I thought this week’s post would be triumphant. We had originally scheduled a meeting for this past Monday to formally enter our adoption agency’s domestic pool. For the past few weeks, my gut has been telling me that our agency (that performed our home study) is perhaps not the right agency for us to use for placement. It wasn’t so much anything wrong with the agency, as much as they weren’t the right fit for our particular situation. So when they pushed our Monday meeting back to this Friday, I hopped on the internet and found one out in California that has a strong track record of placing bi-racial couples with bi-racial babies.
It has been a bit of an emotional rollercoaster deciding whether or not to switch (we ultimately decided to go with the new group in California).

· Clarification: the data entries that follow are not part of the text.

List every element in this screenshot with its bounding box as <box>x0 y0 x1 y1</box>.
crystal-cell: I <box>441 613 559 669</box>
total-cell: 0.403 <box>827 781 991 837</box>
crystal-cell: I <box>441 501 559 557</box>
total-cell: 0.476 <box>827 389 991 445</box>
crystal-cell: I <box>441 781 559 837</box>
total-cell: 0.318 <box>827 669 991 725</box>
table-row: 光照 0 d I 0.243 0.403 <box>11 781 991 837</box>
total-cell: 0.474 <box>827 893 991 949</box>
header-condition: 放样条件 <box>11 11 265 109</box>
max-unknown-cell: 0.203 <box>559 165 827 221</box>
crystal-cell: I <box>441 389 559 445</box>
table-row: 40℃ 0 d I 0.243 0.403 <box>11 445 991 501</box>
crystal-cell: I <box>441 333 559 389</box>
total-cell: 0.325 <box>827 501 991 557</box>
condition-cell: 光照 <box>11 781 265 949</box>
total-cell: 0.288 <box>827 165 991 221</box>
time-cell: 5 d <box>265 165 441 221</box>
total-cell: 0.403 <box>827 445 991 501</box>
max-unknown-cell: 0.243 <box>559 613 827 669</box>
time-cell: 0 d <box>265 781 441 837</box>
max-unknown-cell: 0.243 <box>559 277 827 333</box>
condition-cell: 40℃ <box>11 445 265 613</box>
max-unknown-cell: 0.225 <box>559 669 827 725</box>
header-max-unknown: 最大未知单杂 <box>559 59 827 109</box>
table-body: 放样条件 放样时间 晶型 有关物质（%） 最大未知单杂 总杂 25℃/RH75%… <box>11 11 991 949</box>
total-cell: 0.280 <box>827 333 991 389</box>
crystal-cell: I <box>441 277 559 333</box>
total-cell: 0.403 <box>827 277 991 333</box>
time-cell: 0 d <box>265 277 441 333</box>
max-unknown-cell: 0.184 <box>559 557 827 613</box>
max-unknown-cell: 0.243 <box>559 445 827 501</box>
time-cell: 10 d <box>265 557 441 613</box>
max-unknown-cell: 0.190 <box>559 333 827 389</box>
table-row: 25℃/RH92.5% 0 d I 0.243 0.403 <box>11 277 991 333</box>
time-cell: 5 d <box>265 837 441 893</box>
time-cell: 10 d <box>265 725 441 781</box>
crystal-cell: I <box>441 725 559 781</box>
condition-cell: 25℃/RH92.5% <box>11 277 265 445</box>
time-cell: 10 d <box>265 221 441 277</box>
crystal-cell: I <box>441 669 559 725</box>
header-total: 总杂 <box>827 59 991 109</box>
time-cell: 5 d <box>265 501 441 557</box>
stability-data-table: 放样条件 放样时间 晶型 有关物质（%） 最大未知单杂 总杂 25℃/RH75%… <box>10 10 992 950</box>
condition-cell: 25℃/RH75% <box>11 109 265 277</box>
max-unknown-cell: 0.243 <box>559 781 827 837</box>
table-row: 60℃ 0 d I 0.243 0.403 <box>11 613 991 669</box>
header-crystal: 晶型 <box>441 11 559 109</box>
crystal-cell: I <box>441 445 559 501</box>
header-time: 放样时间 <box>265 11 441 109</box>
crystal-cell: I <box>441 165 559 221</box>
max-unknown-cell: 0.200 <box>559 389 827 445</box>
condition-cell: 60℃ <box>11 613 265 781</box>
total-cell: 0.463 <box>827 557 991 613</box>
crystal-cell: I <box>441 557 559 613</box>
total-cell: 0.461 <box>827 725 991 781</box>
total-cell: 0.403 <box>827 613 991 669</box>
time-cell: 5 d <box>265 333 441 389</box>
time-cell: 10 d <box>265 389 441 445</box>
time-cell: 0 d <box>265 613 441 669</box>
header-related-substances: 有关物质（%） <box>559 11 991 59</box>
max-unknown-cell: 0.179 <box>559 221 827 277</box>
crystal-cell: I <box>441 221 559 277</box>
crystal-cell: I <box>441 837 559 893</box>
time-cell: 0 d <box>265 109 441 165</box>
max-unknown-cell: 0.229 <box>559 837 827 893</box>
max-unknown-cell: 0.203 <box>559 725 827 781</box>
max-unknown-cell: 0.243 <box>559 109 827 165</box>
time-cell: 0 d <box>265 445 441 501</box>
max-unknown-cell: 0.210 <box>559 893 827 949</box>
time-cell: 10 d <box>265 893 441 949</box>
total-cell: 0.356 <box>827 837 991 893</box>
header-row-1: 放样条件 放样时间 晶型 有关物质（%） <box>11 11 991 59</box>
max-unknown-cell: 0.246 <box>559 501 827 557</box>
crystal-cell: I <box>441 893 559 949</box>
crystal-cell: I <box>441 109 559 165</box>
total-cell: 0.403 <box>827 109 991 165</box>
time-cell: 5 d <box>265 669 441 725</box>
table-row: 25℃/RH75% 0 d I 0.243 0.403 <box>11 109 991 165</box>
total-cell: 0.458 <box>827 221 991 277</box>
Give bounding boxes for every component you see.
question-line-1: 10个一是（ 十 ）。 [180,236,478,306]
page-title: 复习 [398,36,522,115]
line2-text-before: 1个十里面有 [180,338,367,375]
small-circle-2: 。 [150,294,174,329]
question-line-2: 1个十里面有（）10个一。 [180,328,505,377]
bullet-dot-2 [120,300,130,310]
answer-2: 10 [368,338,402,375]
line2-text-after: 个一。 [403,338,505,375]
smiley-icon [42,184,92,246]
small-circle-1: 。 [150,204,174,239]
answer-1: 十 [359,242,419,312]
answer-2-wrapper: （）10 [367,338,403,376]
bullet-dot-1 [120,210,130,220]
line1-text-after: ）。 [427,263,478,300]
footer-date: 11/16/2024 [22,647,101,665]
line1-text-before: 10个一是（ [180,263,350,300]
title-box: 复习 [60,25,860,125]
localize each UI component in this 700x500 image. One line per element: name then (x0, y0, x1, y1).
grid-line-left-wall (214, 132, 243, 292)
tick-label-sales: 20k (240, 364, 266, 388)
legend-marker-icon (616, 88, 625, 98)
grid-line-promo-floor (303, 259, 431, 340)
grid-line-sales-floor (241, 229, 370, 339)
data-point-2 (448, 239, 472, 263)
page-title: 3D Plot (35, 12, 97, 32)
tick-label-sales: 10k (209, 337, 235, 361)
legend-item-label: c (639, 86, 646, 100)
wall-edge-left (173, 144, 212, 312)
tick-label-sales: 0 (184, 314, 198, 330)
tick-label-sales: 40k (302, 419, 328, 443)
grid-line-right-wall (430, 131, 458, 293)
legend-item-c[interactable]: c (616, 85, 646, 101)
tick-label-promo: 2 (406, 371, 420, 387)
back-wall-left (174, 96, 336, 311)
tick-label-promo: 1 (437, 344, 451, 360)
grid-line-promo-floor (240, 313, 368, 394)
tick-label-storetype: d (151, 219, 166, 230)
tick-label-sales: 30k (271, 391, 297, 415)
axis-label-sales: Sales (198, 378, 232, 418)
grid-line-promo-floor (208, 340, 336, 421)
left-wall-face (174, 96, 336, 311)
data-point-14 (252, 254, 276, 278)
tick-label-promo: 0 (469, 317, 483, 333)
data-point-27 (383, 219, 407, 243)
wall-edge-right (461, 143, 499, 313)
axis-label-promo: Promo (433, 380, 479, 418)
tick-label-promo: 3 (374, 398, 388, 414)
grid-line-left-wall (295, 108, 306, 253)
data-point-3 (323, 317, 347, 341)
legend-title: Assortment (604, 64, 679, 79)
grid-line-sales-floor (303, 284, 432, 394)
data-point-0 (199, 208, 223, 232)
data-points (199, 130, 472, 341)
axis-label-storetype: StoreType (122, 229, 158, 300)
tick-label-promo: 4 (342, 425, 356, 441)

I ignored my gut for awhile because I didn’t want to reopen a question I thought we had examined thoroughly. But we all know that nothing good comes from ignoring your gut feelings. I do feel good about our new decision but I am also frustrated because this is going to delay us at least a few weeks as we have to work through this new group’s application process and redo our profile to match their format.
In the grand scheme of things, I know another month isn’t that big a deal. What’s four measly weeks after five years of infertility hell? And I know I just need to have faith that in the grand scheme of things we are doing what is best to create our family. Still, there are days that it is hard to think about having to wait even one more day to have a child in my arms.